If a logic gate with a different number of inputs to the one available is required, one can be built up from the gates that are available. This is done by cascading the gates. Gates which are the "basic" gates (i.e. AND, OR, XOR) can be directly cascaded. The "negated gates" (NAND, NOR, XNOR) can't, and these are made up of the counterpart basic gate with an inverted output.
AND Gates and General Notes[edit | edit source]
An AND gate will only give a high output if ALL inputs are also high. In the diagram depicting a three-input gate below, if either or both of inputs 1 or 2 goes low, the first AND gate will give a low, disabling the second AND gate. If input 3 goes low, the second gate is disable, regardless of the state of inputs 1 and 2.
To make gates with higher numbers of inputs, just add gates on to the "end" of the cascade, as shown for a 5-input example below.
If the circuit is going to be used at high frequencies, the fact that if input 1 changes the propagation time will be five times that of one gate, it might be better to use the following layout, where the propagation time will be only 3 times that of one gate. For normal applications this should not be a problem, as the propagation times for a CMOS gate at 5V is typically about 50 nanoseconds (one twentieth of a millionth of a second).
Both this layout and the standard cascade use exactly the same number of gates: for an n-input gate, n-1 2-input gates are needed. This is also true for OR and XOR gates, which also can be laid out as above for shorter propagation times. For the next sections the slightly simpler basic cascade will be used for clarity.
If a lot of inputs are going to be needed, consider using a 3-, 4- or 8-input AND gate to start with, as the laout of the circuit will be much easier, and less ICs will be needed (one 4081 Quad 2-Input AND Gate IC can make a 5-input AND gate, whereas one 4068 8-Input AND Gate IC provides three more inputs in the same size IC package, with less wiring to be done). The same goes for other gates.
NAND[edit | edit source]
NAND gates cannot be successfully cascaded to make a larger NAND gate, as having one of inputs 1 or 2 and input 3 high will give a low (two high inputs at the second gate), when really it should be a high.

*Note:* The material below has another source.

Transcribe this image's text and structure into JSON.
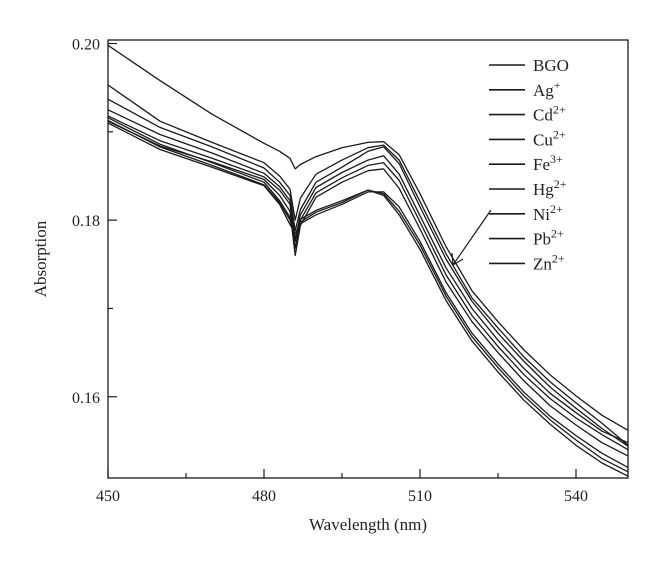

It is possible to make an n-input NAND gate from 2-Input gates, but an extra inverter (or NAND gate with joined inputs as below - this means only NAND gates are required) is required after every NAND gate that "coallates" two inputs or signals, but not after the final gate:
NAND gates can also be made by using cascaded AND gates with an inverter at the end:
The disadvantage of this is that it requires two different type of gate (AND and NOT, which require two different ICs), but has the distinct advantage that significantly fewer gates are needed (in the inverted version n-2 inverters are required). This becomes a factor in larger cascades.